My reply to that was the people of Paris had already decided they were a separate country from the rest of Gaul which they obviously still believe today, just as they used to refer to NYC as "the 51st State."
Anyway, I wonder what 20 films I would come up with right now...and I will once again ask friends to send me their lists and see who responds.
What is the point of all this? Just fun, and then of course later you will of course say," Oh, how could I have forgotten such-and-such" but who cares.
This morning's 20 favorite films
1. Stolen Kisses- Francois Truffaut
2. Shoot the Piano Player- Truffaut
3. "Das Boot" (forget director's name)
4. Kanal-- Andrej Wadzja ( do I have the spelling right?)
5. Slumdog Millionaire-- by -- oh, what's his name dammit--oh that's right, Peter Boyle
6. And Then There Were None- Rene Clair
7. A Nous La Liberte- Clair
8. Ashes and Diamonds- Wadzja again ( I am going to have to cheat and google this up when I have finished the list)
9. The General- Buster Keaton
10. Looking for Mr.
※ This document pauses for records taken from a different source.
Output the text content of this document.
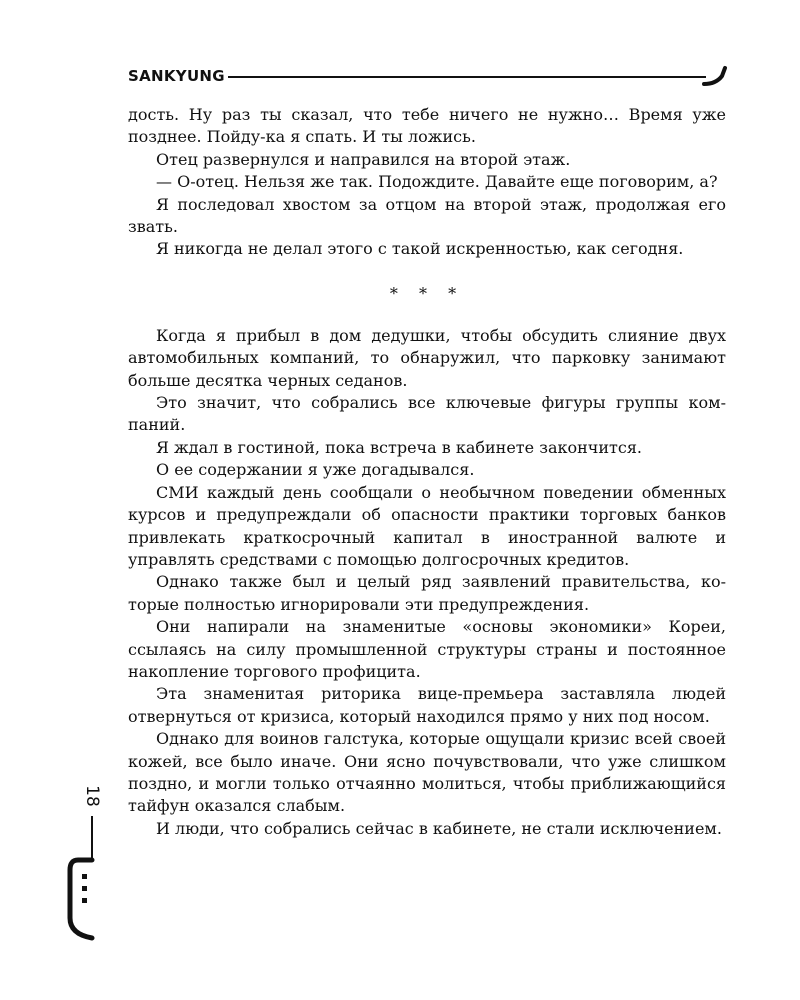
SANKYUNG

дость. Ну раз ты сказал, что тебе ничего не нужно… Время уже позднее. Пойду-ка я спать. И ты ложись.

Отец развернулся и направился на второй этаж.

— О-отец. Нельзя же так. Подождите. Давайте еще поговорим, а?

Я последовал хвостом за отцом на второй этаж, продолжая его звать.

Я никогда не делал этого с такой искренностью, как сегодня.

* * *

Когда я прибыл в дом дедушки, чтобы обсудить слияние двух автомобильных компаний, то обнаружил, что парковку занимают больше десятка черных седанов.

Это значит, что собрались все ключевые фигуры группы компаний.

Я ждал в гостиной, пока встреча в кабинете закончится.

О ее содержании я уже догадывался.

СМИ каждый день сообщали о необычном поведении обменных курсов и предупреждали об опасности практики торговых банков привлекать краткосрочный капитал в иностранной валюте и управлять средствами с помощью долгосрочных кредитов.

Однако также был и целый ряд заявлений правительства, которые полностью игнорировали эти предупреждения.

Они напирали на знаменитые «основы экономики» Кореи, ссылаясь на силу промышленной структуры страны и постоянное накопление торгового профицита.

Эта знаменитая риторика вице-премьера заставляла людей отвернуться от кризиса, который находился прямо у них под носом.

Однако для воинов галстука, которые ощущали кризис всей своей кожей, все было иначе. Они ясно почувствовали, что уже слишком поздно, и могли только отчаянно молиться, чтобы приближающийся тайфун оказался слабым.

И люди, что собрались сейчас в кабинете, не стали исключением.

18
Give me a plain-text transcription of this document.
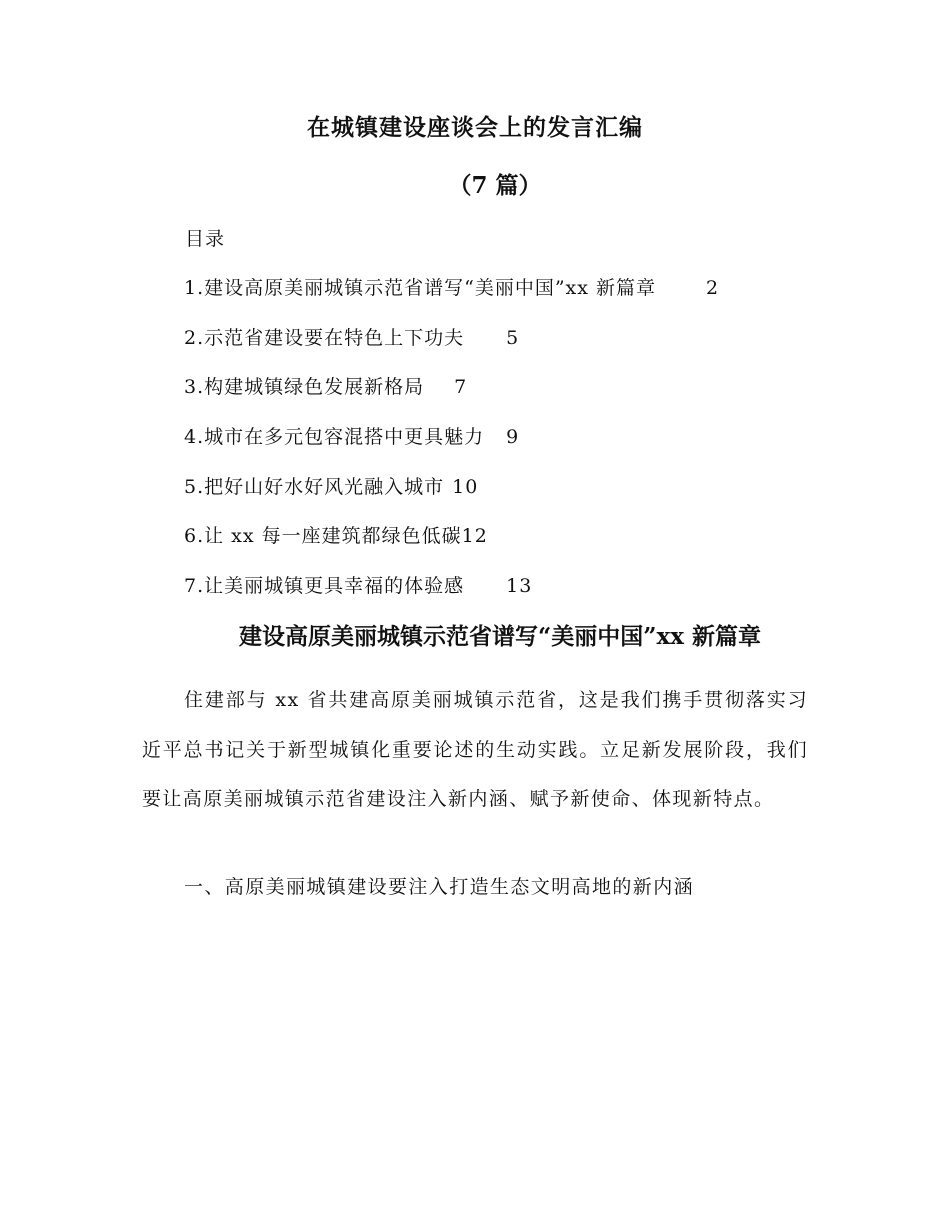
在城镇建设座谈会上的发言汇编
（7 篇）
目录
1.建设高原美丽城镇示范省谱写“美丽中国”xx 新篇章	2
2.示范省建设要在特色上下功夫 5
3.构建城镇绿色发展新格局 7
4.城市在多元包容混搭中更具魅力 9
5.把好山好水好风光融入城市 10
6.让 xx 每一座建筑都绿色低碳12
7.让美丽城镇更具幸福的体验感 13
建设高原美丽城镇示范省谱写“美丽中国”xx 新篇章

住建部与 xx 省共建高原美丽城镇示范省，这是我们携手贯彻落实习近平总书记关于新型城镇化重要论述的生动实践。立足新发展阶段，我们要让高原美丽城镇示范省建设注入新内涵、赋予新使命、体现新特点。

一、高原美丽城镇建设要注入打造生态文明高地的新内涵
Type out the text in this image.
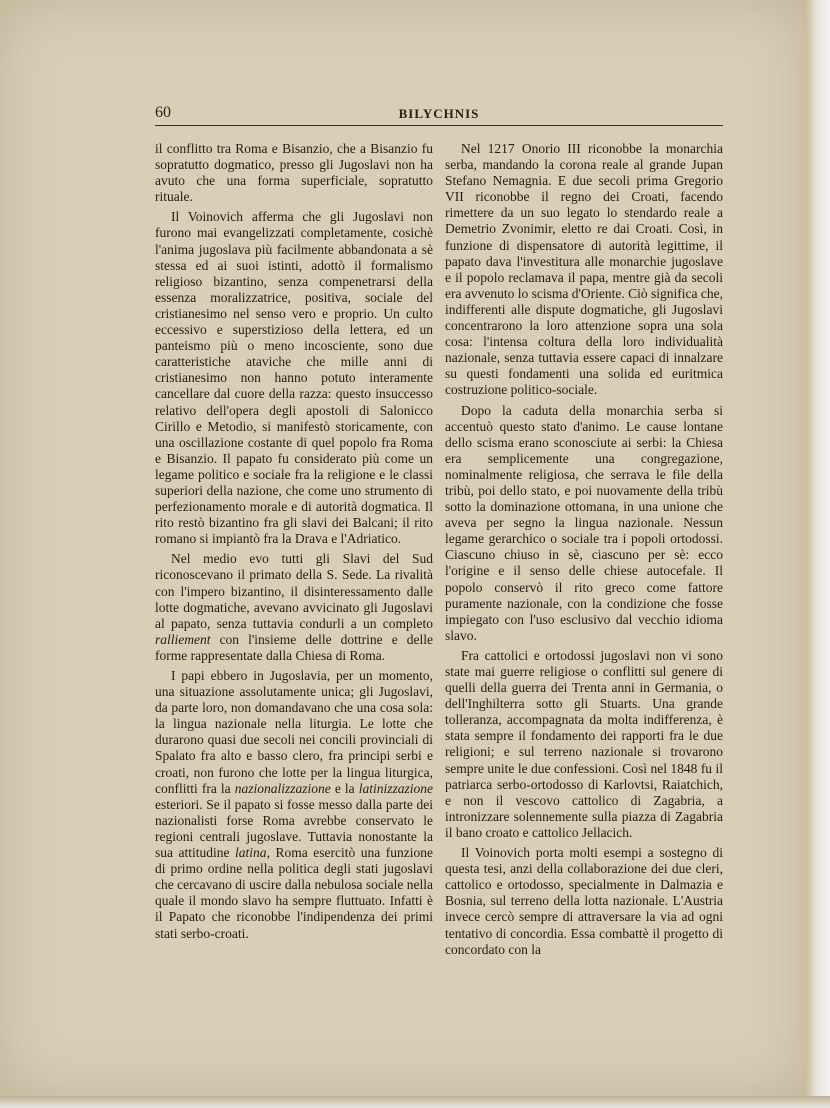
60	BILYCHNIS

il conflitto tra Roma e Bisanzio, che a Bisanzio fu sopratutto dogmatico, presso gli Jugoslavi non ha avuto che una forma superficiale, sopratutto rituale.

Il Voinovich afferma che gli Jugoslavi non furono mai evangelizzati completamente, cosichè l'anima jugoslava più facilmente abbandonata a sè stessa ed ai suoi istinti, adottò il formalismo religioso bizantino, senza compenetrarsi della essenza moralizzatrice, positiva, sociale del cristianesimo nel senso vero e proprio. Un culto eccessivo e superstizioso della lettera, ed un panteismo più o meno incosciente, sono due caratteristiche ataviche che mille anni di cristianesimo non hanno potuto interamente cancellare dal cuore della razza: questo insuccesso relativo dell'opera degli apostoli di Salonicco Cirillo e Metodio, si manifestò storicamente, con una oscillazione costante di quel popolo fra Roma e Bisanzio. Il papato fu considerato più come un legame politico e sociale fra la religione e le classi superiori della nazione, che come uno strumento di perfezionamento morale e di autorità dogmatica. Il rito restò bizantino fra gli slavi dei Balcani; il rito romano si impiantò fra la Drava e l'Adriatico.

Nel medio evo tutti gli Slavi del Sud riconoscevano il primato della S. Sede. La rivalità con l'impero bizantino, il disinteressamento dalle lotte dogmatiche, avevano avvicinato gli Jugoslavi al papato, senza tuttavia condurli a un completo ralliement con l'insieme delle dottrine e delle forme rappresentate dalla Chiesa di Roma.

I papi ebbero in Jugoslavia, per un momento, una situazione assolutamente unica; gli Jugoslavi, da parte loro, non domandavano che una cosa sola: la lingua nazionale nella liturgia. Le lotte che durarono quasi due secoli nei concili provinciali di Spalato fra alto e basso clero, fra principi serbi e croati, non furono che lotte per la lingua liturgica, conflitti fra la nazionalizzazione e la latinizzazione esteriori. Se il papato si fosse messo dalla parte dei nazionalisti forse Roma avrebbe conservato le regioni centrali jugoslave. Tuttavia nonostante la sua attitudine latina, Roma esercitò una funzione di primo ordine nella politica degli stati jugoslavi che cercavano di uscire dalla nebulosa sociale nella quale il mondo slavo ha sempre fluttuato. Infatti è il Papato che riconobbe l'indipendenza dei primi stati serbo-croati.

Nel 1217 Onorio III riconobbe la monarchia serba, mandando la corona reale al grande Jupan Stefano Nemagnia. E due secoli prima Gregorio VII riconobbe il regno dei Croati, facendo rimettere da un suo legato lo stendardo reale a Demetrio Zvonimir, eletto re dai Croati. Così, in funzione di dispensatore di autorità legittime, il papato dava l'investitura alle monarchie jugoslave e il popolo reclamava il papa, mentre già da secoli era avvenuto lo scisma d'Oriente. Ciò significa che, indifferenti alle dispute dogmatiche, gli Jugoslavi concentrarono la loro attenzione sopra una sola cosa: l'intensa coltura della loro individualità nazionale, senza tuttavia essere capaci di innalzare su questi fondamenti una solida ed euritmica costruzione politico-sociale.

Dopo la caduta della monarchia serba si accentuò questo stato d'animo. Le cause lontane dello scisma erano sconosciute ai serbi: la Chiesa era semplicemente una congregazione, nominalmente religiosa, che serrava le file della tribù, poi dello stato, e poi nuovamente della tribù sotto la dominazione ottomana, in una unione che aveva per segno la lingua nazionale. Nessun legame gerarchico o sociale tra i popoli ortodossi. Ciascuno chiuso in sè, ciascuno per sè: ecco l'origine e il senso delle chiese autocefale. Il popolo conservò il rito greco come fattore puramente nazionale, con la condizione che fosse impiegato con l'uso esclusivo dal vecchio idioma slavo.

Fra cattolici e ortodossi jugoslavi non vi sono state mai guerre religiose o conflitti sul genere di quelli della guerra dei Trenta anni in Germania, o dell'Inghilterra sotto gli Stuarts. Una grande tolleranza, accompagnata da molta indifferenza, è stata sempre il fondamento dei rapporti fra le due religioni; e sul terreno nazionale si trovarono sempre unite le due confessioni. Così nel 1848 fu il patriarca serbo-ortodosso di Karlovtsi, Raiatchich, e non il vescovo cattolico di Zagabria, a intronizzare solennemente sulla piazza di Zagabria il bano croato e cattolico Jellacich.

Il Voinovich porta molti esempi a sostegno di questa tesi, anzi della collaborazione dei due cleri, cattolico e ortodosso, specialmente in Dalmazia e Bosnia, sul terreno della lotta nazionale. L'Austria invece cercò sempre di attraversare la via ad ogni tentativo di concordia. Essa combattè il progetto di concordato con la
Goodbar ( it had Diane Keaton in it), no director in memory
11. Dr. Strangelove- Kubrick
12. 2001- Kubrick
13. The Discreet Charm of the Bourgeoisie- Luis Bunuel
14. The Milky Way - Bunuel
15. That Obscure Object of Desire- Bunuel
16. Hugo- Martin Scorsese
17. The Manchurian Candidate- Frankenheimer
18. Cape Fear ( Gregory Peck, Robert Mitchum, forget director)
19. Nights of Cabiria- Federico Fellini
20. When Harry Met Sally ( no director)
That's just where it stand this morning...
Interesting how most recent movies I have seen have no registered very much ( oh, they will come to me in a little while, have no fear)
I have ignored "Citizen Kane" because I just don't feel like it this morning as well as some other worthy projects..such as the S. Ray Indian " Apu" Triology ( oh, wow, films are flooding back to me now! )
Now to see if I can get some lists from people I know and convince them just to be spontaneous and not dwell on " Did this Movie Change My Life" or something
You can make lists like that too but then you have to really put on your thinking cap as this second grade teacher I had used to say
In fact, if any movies really changed my life that much they are not zipping into view this morning other than the ones I have mentioned ( oh , of course--why don't I have any Hitchcock? How could I? I mean, I KNOW "Psycho" made me afraid when taking a shower for months and months after I saw it but so what, etc.)
Try making your own list just for the hell of it and then see how it grabs you tomorrow or the day after.. Oh yes, it's
Andrzej Wajda ( Polish spelling is HARD. Pronouncing it is even harder. There is some word that means I think "June bug" which they have proven is impossible for anyone to pronounce really properly who was not brought up speaking Polish).